Hampshire College is laying off 9% of employees in a major restructuring of operations amid lower-than-expected enrollment growth for the upcoming academic year, the institution’s president confirmed Monday.
The move comes for an institution often cited as a turnaround model among small colleges facing financial distress.
Hampshire's restructuring involves consolidating the college’s financial aid, enrollment, events and fundraising functions into a new division with the overarching title of “Institutional Support.”
The Massachusetts-based private nonprofit is also redistributing the responsibilities of its student affairs office across multiple units, including academic affairs and its Justice, Equity, and Antiracism division.
Hampshire’s leaders expect those moves to eliminate about 29 positions and save $2.7 million annually, college President Edward Wingenbach told Higher Ed Dive in an interview Monday.
“We're still growing, enrollment is still increasing,” Wingenbach said. “This is really more about ensuring that we can continue to be successful as the parameters of that growth change.”
Senior leaders at the college will be taking a 13% pay cut as part of the budget-saving effort, the Hampshire spokesperson said.
The restructuring also comes on the heels of an announced suspension of retirement contributions for fiscal year 2025.
Decelerating growth
Many of the cuts, which were announced to campus Monday morning, are to administrative roles including at the senior director level, which will mean more staff reporting to fewer division leaders. The college is asking division heads and vice presidents "to increase the amount of hands-on engagement they have,” Wingenbach said.
Conversations around potential consolidation and restructuring began earlier this year as it became clear Hampshire’s enrollment — while still growing year over year — would fall short of targets.
The institution has been rebuilding its enrollment and financial standing since 2019, a precipitous year for the college that brought it near the point of closure and led it to admit only a partial incoming class that fall.
Today, Hampshire expects to welcome around 900 students this fall, up from around 500 just two years prior.
Still, last spring it became clear to leadership that enrollment growth was going to fall short of hopes. In April 2023, the college predicted 940 students for fall 2024.
In explaining the missed enrollment marks, Wingenbach referenced this year’s travails in higher ed with the Free Application for Federal Student Aid, noting that 38% of Hampshire’s students are eligible for Pell Grants.
The U.S. Department of Education released the FAFSA in late December, about three months later than usual, and the process has been beset by delays and technical glitches that have made it difficult for some students and their families to complete the form.
Beyond any enrollment speed bumps the FAFSA issues may have wrought, Wingenbach said that Hampshire is committed to balancing its budget by the 2026-27 academic year.

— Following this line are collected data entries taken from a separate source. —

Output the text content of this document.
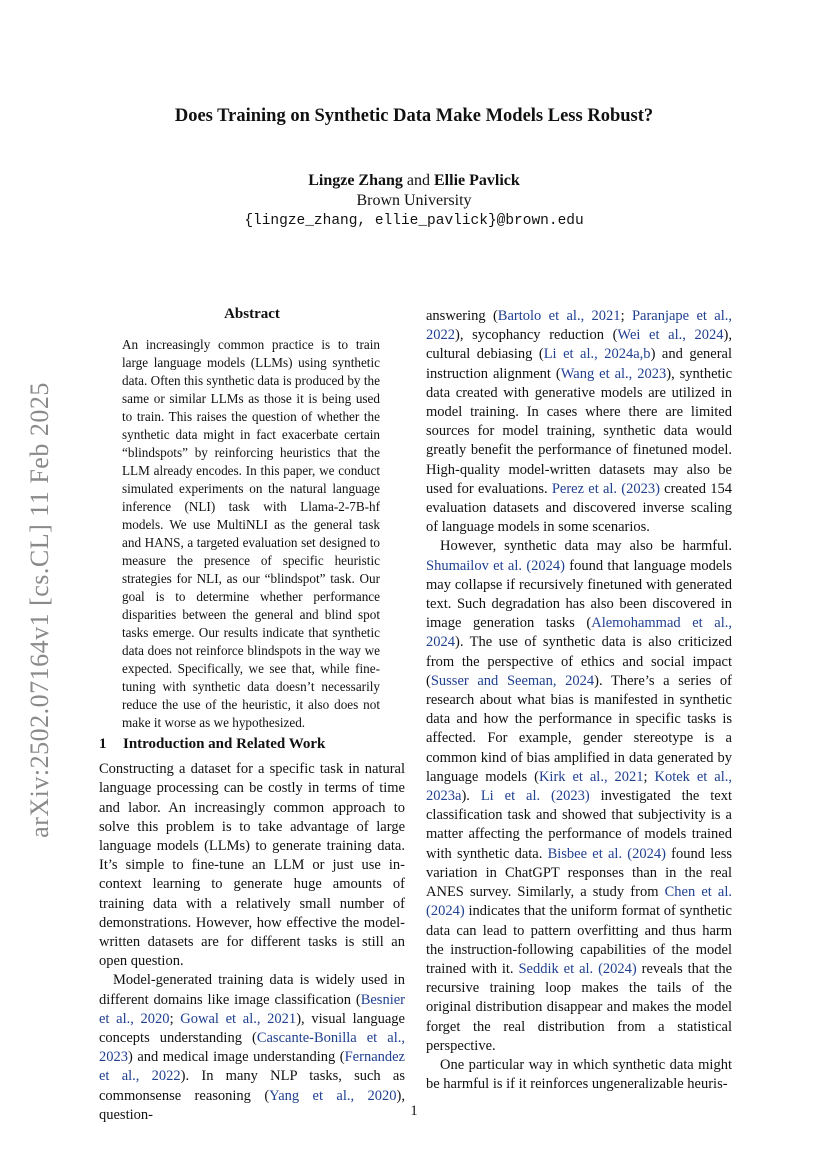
arXiv:2502.07164v1 [cs.CL] 11 Feb 2025
Does Training on Synthetic Data Make Models Less Robust?
Lingze Zhang and Ellie Pavlick
Brown University
{lingze_zhang, ellie_pavlick}@brown.edu
Abstract

An increasingly common practice is to train large language models (LLMs) using synthetic data. Often this synthetic data is produced by the same or similar LLMs as those it is being used to train. This raises the question of whether the synthetic data might in fact exacerbate certain “blindspots” by reinforcing heuristics that the LLM already encodes. In this paper, we conduct simulated experiments on the natural language inference (NLI) task with Llama-2-7B-hf models. We use MultiNLI as the general task and HANS, a targeted evaluation set designed to measure the presence of specific heuristic strategies for NLI, as our “blindspot” task. Our goal is to determine whether performance disparities between the general and blind spot tasks emerge. Our results indicate that synthetic data does not reinforce blindspots in the way we expected. Specifically, we see that, while fine-tuning with synthetic data doesn’t necessarily reduce the use of the heuristic, it also does not make it worse as we hypothesized.

1 Introduction and Related Work

Constructing a dataset for a specific task in natural language processing can be costly in terms of time and labor. An increasingly common approach to solve this problem is to take advantage of large language models (LLMs) to generate training data. It’s simple to fine-tune an LLM or just use in-context learning to generate huge amounts of training data with a relatively small number of demonstrations. However, how effective the model-written datasets are for different tasks is still an open question.

Model-generated training data is widely used in different domains like image classification (Besnier et al., 2020; Gowal et al., 2021), visual language concepts understanding (Cascante-Bonilla et al., 2023) and medical image understanding (Fernandez et al., 2022). In many NLP tasks, such as commonsense reasoning (Yang et al., 2020), question-

answering (Bartolo et al., 2021; Paranjape et al., 2022), sycophancy reduction (Wei et al., 2024), cultural debiasing (Li et al., 2024a,b) and general instruction alignment (Wang et al., 2023), synthetic data created with generative models are utilized in model training. In cases where there are limited sources for model training, synthetic data would greatly benefit the performance of finetuned model. High-quality model-written datasets may also be used for evaluations. Perez et al. (2023) created 154 evaluation datasets and discovered inverse scaling of language models in some scenarios.

However, synthetic data may also be harmful. Shumailov et al. (2024) found that language models may collapse if recursively finetuned with generated text. Such degradation has also been discovered in image generation tasks (Alemohammad et al., 2024). The use of synthetic data is also criticized from the perspective of ethics and social impact (Susser and Seeman, 2024). There’s a series of research about what bias is manifested in synthetic data and how the performance in specific tasks is affected. For example, gender stereotype is a common kind of bias amplified in data generated by language models (Kirk et al., 2021; Kotek et al., 2023a). Li et al. (2023) investigated the text classification task and showed that subjectivity is a matter affecting the performance of models trained with synthetic data. Bisbee et al. (2024) found less variation in ChatGPT responses than in the real ANES survey. Similarly, a study from Chen et al. (2024) indicates that the uniform format of synthetic data can lead to pattern overfitting and thus harm the instruction-following capabilities of the model trained with it. Seddik et al. (2024) reveals that the recursive training loop makes the tails of the original distribution disappear and makes the model forget the real distribution from a statistical perspective.

One particular way in which synthetic data might be harmful is if it reinforces ungeneralizable heuris-

1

With enrollment growth slowing, leaders began looking at the expense side of Hampshire’s budget to meet its financial sustainability goals.
“I had to sit down and say, ‘Okay, of all these possible ways we might rethink Hampshire in staffing and administrative structuring, which are the ones that are most likely to work?’” Wingenbach said.
With the consolidation plan, the college tried to balance savings and a sustainable budget while holding onto the “excellent progress” on student retention and academic programs, according to Wingenbach.
Leaders looked at where they might be able to reduce complexity and forgo services “in ways that don't undermine the core values of the college,” Wingenbach said. “We didn't start with, ‘How do we get to X number?’”
‘We need to be realistic’
Since the rocky year of 2019, Hampshire has undergone a major curriculum transformation, replacing traditional majors and departments with curricula focused on addressing pressing global issues such as climate change and racism.
The college has also raised more than $43 million from donors. But, Wingenbach said, Hampshire needs to be able to “stand on our own two feet” — meaning to get to a financial place where donors don’t have to support operating activities.
While Hampshire’s enrollment has been rebounding from 2019 levels, the college has continued to operate in the red. In fiscal 2023, it ran a total operating deficit of $3.4 million. That figure represented a more than tenfold increase from the prior year, due to the absence of nearly $3.7 million in federal COVID-19 emergency funds that had infused support.
Even if the college’s outlook for enrollment growth accelerates in the next year or two, the slowdown will have continued ramifications because of this year’s smaller-than-expected class size. However, if growth picks up, that would mean the college can begin investing in new areas again.
“We have to know we can be sustainable at 2026-27,” regardless of whether enrollment starts to trend back up in the short term, Wingenbach said. “We have to work with the data we have. We need to be realistic about our budget.”
But still, pointing to the college’s experimentation with curriculum and programs, Wingenbach emphasized the college’s continued ambition.
“If you're not ambitious as a small college, then you're not going to be successful,” Wingenbach said. At the same time, he noted that colleges of Hampshire’s size have to be careful and thoughtful with their resources.
“What we're doing right now is incredibly difficult, and it’s going to affect a lot of people,” he said. “But it also ensures that we will continue to be … this ambitious, experimenting institution that I think is such an important example for higher education.”